Acc is the best cricket club of the village.Late  Nadir Ali was the first and best captain of the club. Muhammad Asif have been the most winning captain of the team for 20 years. Famous player Numberdaar Haji Farooq was one of the best hard hitting batsman in the district at his time. Rashid Kaka, Imtaiz Ali, Haseeb Alam, Asif Khadim, Abdul Wahab Munna. Abdul Waheed Gugala were Best all-rounders from this village.

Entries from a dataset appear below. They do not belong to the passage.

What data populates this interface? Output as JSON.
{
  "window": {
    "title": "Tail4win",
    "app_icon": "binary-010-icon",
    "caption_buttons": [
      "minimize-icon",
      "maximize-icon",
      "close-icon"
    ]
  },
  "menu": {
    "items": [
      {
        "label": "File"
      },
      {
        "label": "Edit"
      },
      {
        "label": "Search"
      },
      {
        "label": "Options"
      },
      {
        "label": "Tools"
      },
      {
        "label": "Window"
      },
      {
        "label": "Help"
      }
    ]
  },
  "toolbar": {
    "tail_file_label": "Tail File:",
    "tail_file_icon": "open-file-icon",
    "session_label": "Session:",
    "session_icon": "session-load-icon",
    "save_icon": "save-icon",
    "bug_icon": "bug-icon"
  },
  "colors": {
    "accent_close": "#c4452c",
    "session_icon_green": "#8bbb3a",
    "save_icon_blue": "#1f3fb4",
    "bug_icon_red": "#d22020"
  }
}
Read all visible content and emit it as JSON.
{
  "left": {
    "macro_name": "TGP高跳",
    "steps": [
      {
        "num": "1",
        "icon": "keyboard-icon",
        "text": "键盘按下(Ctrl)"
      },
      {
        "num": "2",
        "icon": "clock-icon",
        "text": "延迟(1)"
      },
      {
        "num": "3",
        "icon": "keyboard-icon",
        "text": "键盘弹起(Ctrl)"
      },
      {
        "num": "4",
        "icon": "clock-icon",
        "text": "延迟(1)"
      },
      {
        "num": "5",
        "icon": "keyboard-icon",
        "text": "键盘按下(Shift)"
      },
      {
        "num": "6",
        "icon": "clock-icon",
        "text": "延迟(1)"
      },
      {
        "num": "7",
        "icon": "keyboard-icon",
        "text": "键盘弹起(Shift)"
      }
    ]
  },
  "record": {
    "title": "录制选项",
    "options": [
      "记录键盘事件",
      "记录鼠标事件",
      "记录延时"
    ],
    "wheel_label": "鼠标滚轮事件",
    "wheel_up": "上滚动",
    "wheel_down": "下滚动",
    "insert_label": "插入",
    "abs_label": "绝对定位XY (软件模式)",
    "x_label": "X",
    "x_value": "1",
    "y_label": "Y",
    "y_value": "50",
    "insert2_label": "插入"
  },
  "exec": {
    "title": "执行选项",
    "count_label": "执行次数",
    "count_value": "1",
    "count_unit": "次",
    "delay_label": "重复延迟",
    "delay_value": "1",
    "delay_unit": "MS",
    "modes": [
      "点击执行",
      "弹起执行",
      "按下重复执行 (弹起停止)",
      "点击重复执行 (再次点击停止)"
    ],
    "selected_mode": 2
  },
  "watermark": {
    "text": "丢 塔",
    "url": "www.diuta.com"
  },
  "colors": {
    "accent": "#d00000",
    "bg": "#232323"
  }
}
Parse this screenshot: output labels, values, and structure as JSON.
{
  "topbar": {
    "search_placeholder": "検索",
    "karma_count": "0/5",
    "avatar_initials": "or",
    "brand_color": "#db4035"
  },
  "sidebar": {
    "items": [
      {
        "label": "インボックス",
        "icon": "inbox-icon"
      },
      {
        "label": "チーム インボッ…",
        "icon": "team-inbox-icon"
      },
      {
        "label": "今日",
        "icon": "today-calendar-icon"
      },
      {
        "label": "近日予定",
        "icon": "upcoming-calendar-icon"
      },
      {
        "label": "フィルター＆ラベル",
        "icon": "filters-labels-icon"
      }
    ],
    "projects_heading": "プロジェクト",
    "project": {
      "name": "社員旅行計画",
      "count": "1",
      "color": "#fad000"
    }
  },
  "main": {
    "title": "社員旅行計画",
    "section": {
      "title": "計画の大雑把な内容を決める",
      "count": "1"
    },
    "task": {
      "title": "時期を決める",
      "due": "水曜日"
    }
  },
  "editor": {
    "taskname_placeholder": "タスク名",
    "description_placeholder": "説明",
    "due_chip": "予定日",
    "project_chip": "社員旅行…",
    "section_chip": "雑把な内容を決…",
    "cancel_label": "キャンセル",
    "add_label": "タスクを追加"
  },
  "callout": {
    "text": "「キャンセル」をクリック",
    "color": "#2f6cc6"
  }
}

Deh No. 22 Jamrao is roughly 50 miles (60 km) away from Nawabshah in south easterly direction towards Sanghar. Its neighbouring villages are Chak 22- A Alf,  Chak No. 24, Chak 25/A/B/C/ and Makhai area. The village is mainly an agricultural area. Its primary source of income is agriculture. According to the 2010 census of Pakistan, the population was 10,053.

Schools 
 

 Ambassador Public School is one of the leading schools in town.
 The Government Higher Secondary School was formally opened by Salahuddin Qureshi Civil Services of Pakistan on 8 November 1965 under the name District Council High School Deh 22 Jamrao. Its headmaster is Sain Ghulam Ghous Arain Sahib, who took this position on 21 September 2018. One of its most experienced teachers was Sain Arshad Ali Jat (born 1956; died 20 June 2014). The teachers Sain Ishaque, Sain Latif and Sain Laiquat retired in May 2014. The best teacher of this school is Sir Abdul Ghaffar Arain was retired in December,2019. He was a best English and science teacher of this school. The students who are living with this teacher are doing very good jobs today in private and public sectors.
 The Government Boys Primary School provides basic education for young boys.

References 

deh no. 22 jamrao constituted as Union Council, and Choudhry Munawar Iqbal Arain is elected as first chairman.